Wednesday, December 21, 2011

Begin Again

Starting again is really difficult for me.  I have tried to put it all together in my mind but it all goes back to how did I end.  Starting over, starting over.  Oh my gosh!  Do I really have to?  Absolutely, I tell myself over and over again but it just doesn't make it any easier.  It makes no sense to hate or absorb myself in bitterness and resentment.  It is all energy zapping and I cannot afford to give up any excess energy. 

For the past few months I created this place of safety in my mind. This was a place I could go when it all just got to be too much.  Eventually I found that it really wasn't a safe place but a dangerous place.  All of my emotions where being masked and mistaken for joy and a lot of "I'm ok's" when I really wasn't.  Now, the mask is off.  I 'm not playing that game anymore.

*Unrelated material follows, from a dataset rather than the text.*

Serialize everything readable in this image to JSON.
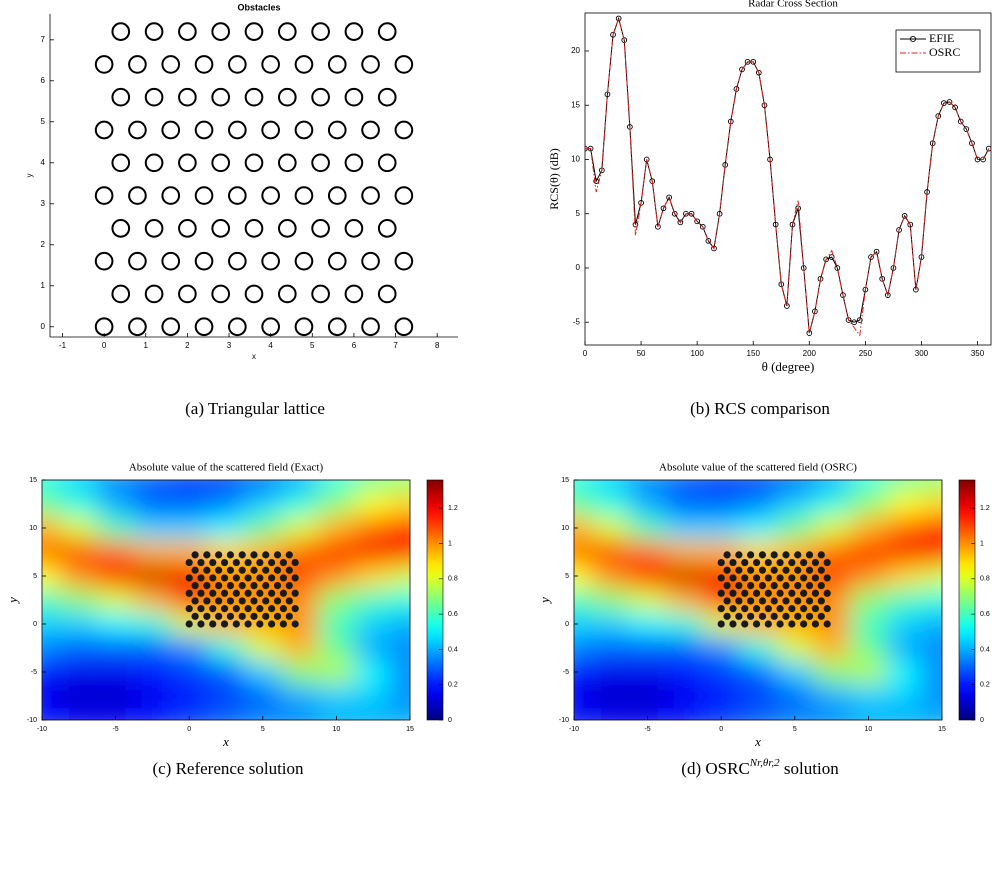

Haven't you wanted to say the same thing?  How many times have you put on the brave face just not to look like a fool (as you thought)?  No more for me.  No more mask and no more lands of make believe.  You can take me as I am or not.  Plain and simple.

My focus for now is school and my children.  How do I help them to heal and grow in a healthy manner.  Life hurts and it can make us stronger or it can negatively alter us for the rest of our lives.  God keeps reminding me that I am not my own but I keep taking Me back.  This time it is harder to submit to His will.  This time it's harder to trust.  Not because of something He has done but because of something I did not.  I did not look to Him when I felt myslef going down the tube.  I did not look to Him when I needed wisdom and power to make important decisions in my life.  I died.  I became this empty shell needing to be filled but kept allowing myself to be filled with emptiness (if that makes sense). 

Tuning in and standing by is what needs to happen.  Can I do it?  The Bible says I can but do I believe it?  The feelings of urgency are overwhelming but that quiet little voice keeps telling me, "You can do this if you let me...lead."  Trust me, that "me" is not me but Him.